Stephen Graham Jones Comes To Campus For Living Writers
Colgate hosted Stephen Graham Jones, author of the horror novel The Only Good Indians, as the latest installment in the Living Writers series on Oct. 28.
This spine-tingling novel follows four Native American men of the Blackfeet tribe in Montana after an elk hunt that violated the rules of nature. This elk hunt puts their culture’s foundational principles in the warpath of a vengeful supernatural spirit, forcing these men to grapple with their fears and transgressions.
The Only Good Indians is the latest addition to Jones’s extensive list of nearly 30 published novels, novellas and comic books. His work has been recognized by a fellowship from the National Endowment for the Arts as well as the Texas Institute of Letters Award for Fiction, the Los Angeles Times Ray Bradbury Prize, the Independent Publishers Award for Multicultural Fiction, a Bram Stoker Award and four “This Is Horror” Awards.
“For personal reasons, I have followed Mr. Jones’ career for a long time, and I was delighted in 2020 when The Only Good Indians came out, and it felt as if he was getting the recognition and respect he deserved for a very long time,” Associate Professor of English Jennifer Brice said of Jones in her introduction to his reading.
This novel is interwoven with Jones’ off-the-cuff humor that helps balance the ebb and flow of suspense and gore. The sections of his book seek to fulfill three major categories of horror: slashers, monsters and haunted houses. He writes of bloody and chillingly vivid murders, an eerie and vengeful animal spirit and a redemption arc to finally end the cycle of violence and vengeance that began for the childhood friends ten long years ago.
Although The Only Good Indians largely draws on Native American life on reservations, this book stands on its own as a model of horror writing rather than merely a window into Native life. Jones’ vast experience and success with horror writing is exemplified in this novel. The Only Good Indians will leave you disturbed, reconsidering how you walk through the world and wondering if some karmic justice is lurking just out of arm’s reach.
After participating in a Q&A with Brice’s Living Writer’s class, Jones did a public reading and answered visitors’ questions in Love Auditorium in Olin Hall. Instead of reading from The Only Good Indians, Jones chose to treat listeners to a short story entitled Attack of the 50 Foot Indian.

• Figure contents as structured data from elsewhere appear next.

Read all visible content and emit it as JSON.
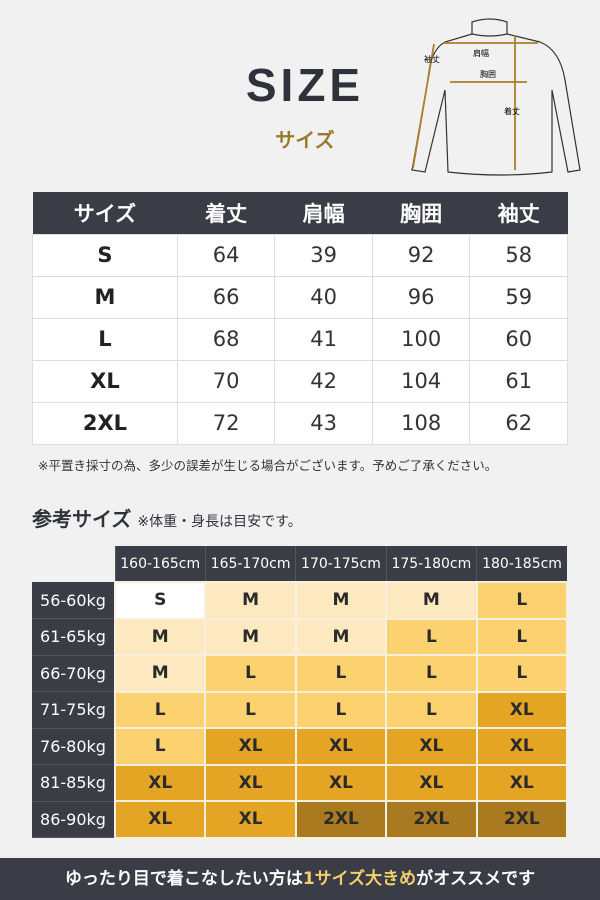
{
  "header": {
    "title": "SIZE",
    "subtitle": "サイズ"
  },
  "diagram": {
    "labels": {
      "sleeve": "袖丈",
      "shoulder": "肩幅",
      "chest": "胸囲",
      "length": "着丈"
    }
  },
  "size_table": {
    "headers": [
      "サイズ",
      "着丈",
      "肩幅",
      "胸囲",
      "袖丈"
    ],
    "rows": [
      [
        "S",
        "64",
        "39",
        "92",
        "58"
      ],
      [
        "M",
        "66",
        "40",
        "96",
        "59"
      ],
      [
        "L",
        "68",
        "41",
        "100",
        "60"
      ],
      [
        "XL",
        "70",
        "42",
        "104",
        "61"
      ],
      [
        "2XL",
        "72",
        "43",
        "108",
        "62"
      ]
    ]
  },
  "note": "※平置き採寸の為、多少の誤差が生じる場合がございます。予めご了承ください。",
  "reference": {
    "title": "参考サイズ",
    "note": "※体重・身長は目安です。",
    "heights": [
      "160-165cm",
      "165-170cm",
      "170-175cm",
      "175-180cm",
      "180-185cm"
    ],
    "rows": [
      {
        "weight": "56-60kg",
        "sizes": [
          "S",
          "M",
          "M",
          "M",
          "L"
        ]
      },
      {
        "weight": "61-65kg",
        "sizes": [
          "M",
          "M",
          "M",
          "L",
          "L"
        ]
      },
      {
        "weight": "66-70kg",
        "sizes": [
          "M",
          "L",
          "L",
          "L",
          "L"
        ]
      },
      {
        "weight": "71-75kg",
        "sizes": [
          "L",
          "L",
          "L",
          "L",
          "XL"
        ]
      },
      {
        "weight": "76-80kg",
        "sizes": [
          "L",
          "XL",
          "XL",
          "XL",
          "XL"
        ]
      },
      {
        "weight": "81-85kg",
        "sizes": [
          "XL",
          "XL",
          "XL",
          "XL",
          "XL"
        ]
      },
      {
        "weight": "86-90kg",
        "sizes": [
          "XL",
          "XL",
          "2XL",
          "2XL",
          "2XL"
        ]
      }
    ],
    "colors": {
      "S": "#ffffff",
      "M": "#fde9bf",
      "L": "#fcd170",
      "XL": "#e4a524",
      "2XL": "#a97a1f"
    }
  },
  "footer": {
    "pre": "ゆったり目で着こなしたい方は",
    "highlight": "1サイズ大きめ",
    "post": "がオススメです"
  }
}
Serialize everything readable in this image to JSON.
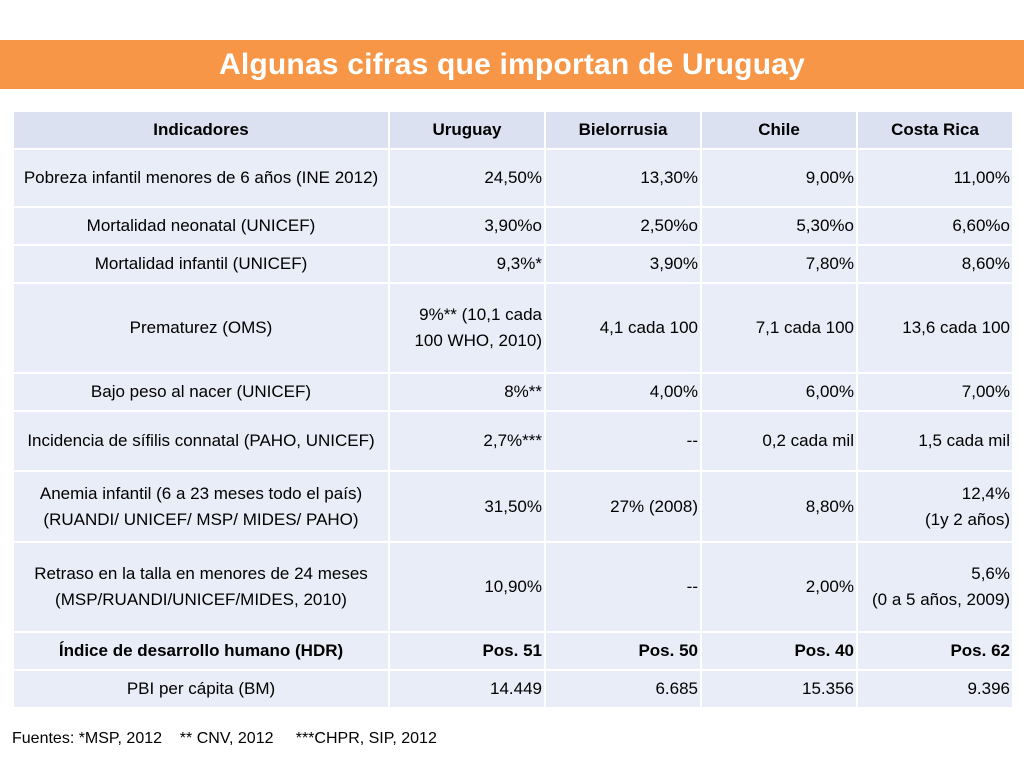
{
  "title": "Algunas cifras que importan de Uruguay",
  "colors": {
    "title_bar": "#f79646",
    "title_text": "#ffffff",
    "header_fill": "#dbe1f1",
    "row_fill": "#e9edf7"
  },
  "table": {
    "headers": [
      "Indicadores",
      "Uruguay",
      "Bielorrusia",
      "Chile",
      "Costa Rica"
    ],
    "rows": [
      {
        "indicator": "Pobreza infantil menores de 6 años (INE 2012)",
        "uruguay": "24,50%",
        "bielorrusia": "13,30%",
        "chile": "9,00%",
        "costa_rica": "11,00%"
      },
      {
        "indicator": "Mortalidad neonatal (UNICEF)",
        "uruguay": "3,90%o",
        "bielorrusia": "2,50%o",
        "chile": "5,30%o",
        "costa_rica": "6,60%o"
      },
      {
        "indicator": "Mortalidad  infantil (UNICEF)",
        "uruguay": "9,3%*",
        "bielorrusia": "3,90%",
        "chile": "7,80%",
        "costa_rica": "8,60%"
      },
      {
        "indicator": "Prematurez (OMS)",
        "uruguay": "9%** (10,1 cada 100 WHO, 2010)",
        "bielorrusia": "4,1 cada 100",
        "chile": "7,1 cada 100",
        "costa_rica": "13,6 cada 100"
      },
      {
        "indicator": "Bajo peso al nacer (UNICEF)",
        "uruguay": "8%**",
        "bielorrusia": "4,00%",
        "chile": "6,00%",
        "costa_rica": "7,00%"
      },
      {
        "indicator": "Incidencia de sífilis connatal (PAHO, UNICEF)",
        "uruguay": "2,7%***",
        "bielorrusia": "--",
        "chile": "0,2 cada mil",
        "costa_rica": "1,5 cada mil"
      },
      {
        "indicator": "Anemia infantil (6 a 23 meses todo el país) (RUANDI/ UNICEF/ MSP/ MIDES/ PAHO)",
        "uruguay": "31,50%",
        "bielorrusia": "27% (2008)",
        "chile": "8,80%",
        "costa_rica": "12,4%\n(1y 2 años)"
      },
      {
        "indicator": "Retraso en la talla en menores de 24 meses (MSP/RUANDI/UNICEF/MIDES, 2010)",
        "uruguay": "10,90%",
        "bielorrusia": "--",
        "chile": "2,00%",
        "costa_rica": "5,6%\n(0 a 5 años, 2009)"
      },
      {
        "indicator": "Índice de desarrollo humano (HDR)",
        "uruguay": "Pos. 51",
        "bielorrusia": "Pos. 50",
        "chile": "Pos. 40",
        "costa_rica": "Pos. 62"
      },
      {
        "indicator": "PBI per cápita (BM)",
        "uruguay": "14.449",
        "bielorrusia": "6.685",
        "chile": "15.356",
        "costa_rica": "9.396"
      }
    ]
  },
  "footer": "Fuentes: *MSP, 2012    ** CNV, 2012     ***CHPR, SIP, 2012"
}
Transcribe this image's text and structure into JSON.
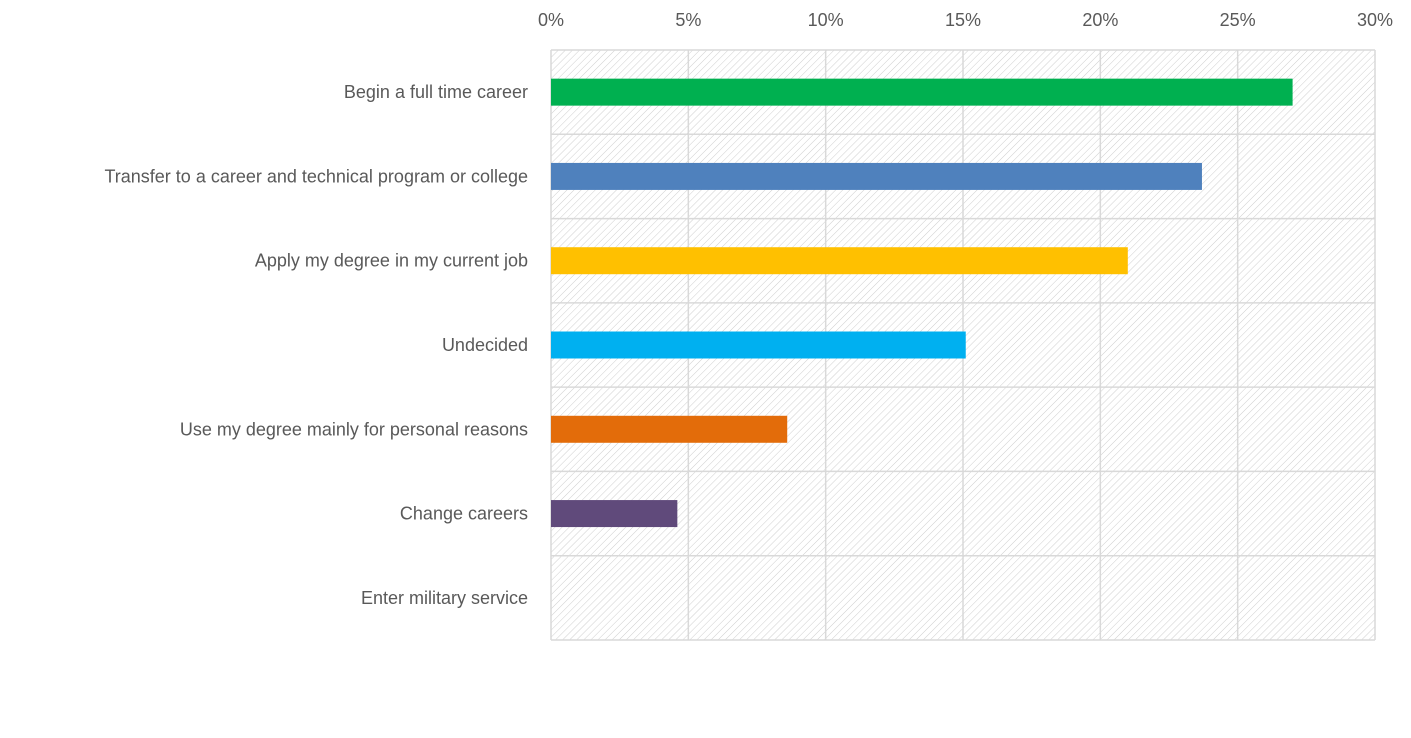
{
  "chart_data": {
    "type": "bar",
    "orientation": "horizontal",
    "categories": [
      "Begin a full time career",
      "Transfer to a career and technical program or college",
      "Apply my degree in my current job",
      "Undecided",
      "Use my degree mainly for personal reasons",
      "Change careers",
      "Enter military service"
    ],
    "values": [
      0.27,
      0.237,
      0.21,
      0.151,
      0.086,
      0.046,
      0.0
    ],
    "colors": [
      "#00B050",
      "#4F81BD",
      "#FFC000",
      "#00B0F0",
      "#E36C0A",
      "#604A7B",
      "#A5A5A5"
    ],
    "xlim": [
      0,
      0.3
    ],
    "x_ticks": [
      0,
      0.05,
      0.1,
      0.15,
      0.2,
      0.25,
      0.3
    ],
    "x_tick_labels": [
      "0%",
      "5%",
      "10%",
      "15%",
      "20%",
      "25%",
      "30%"
    ],
    "x_axis_position": "top",
    "grid": true,
    "plot_background": "hatched",
    "legend": "none"
  }
}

“I’ve got some stories I can read to you all that feel like sure things — one of them is a zombie story, one of them is a cannibalism story — I’ve always got those and they’re fun for me anyways, but I think I might try to read something that has a chance of failing, that feels like a gamble,” Jones said at the reading.
The story enraptured the audience, who listened with bated breath as his words painted a picture of a 50-foot-tall Native American man and a city’s attempt to contain him. This novel integrates darkness, humor and the supernatural to create an intoxicating story that forced readers to reconsider their relationships with their environment and fellow man.
While answering visitors’ questions, Jones’ sense of humor shone through. He cracked jokes with the crowd, setting off peals of good-hearted laughter when he asked with complete seriousness who Harry Styles is. He even displayed even more of his impressive writing range and read a short comedy story he wrote about a son’s relationship with his father as told from his hilariously grotesque memory of his father’s nipple getting accidentally cut off.
“The Only Good Indians was so graphic and gruesome and filled with themes of the supernatural and nature’s vengeance, so it was a pleasant surprise to see how cheerful and funny he was off the page and get to hear this funny little story,” senior Alyson Brusie, a student in the Living Writers course, said.
Visitors were able to understand the mind behind the masterpiece of The Only Good Indians as Jones answered questions and read some of his other work. Jones described the intuitive nature of his writing process, telling the audience that he wrote The Only Good Indians in only five weeks and wrote The 50 Foot Indian while killing time at a laundromat. Jones’ visit left listeners smiling from his jovial demeanor and quick wit, while also reflective of how nature, redemption, justice and revenge were communicated through the vehicle of horror in this mind-twisting novel.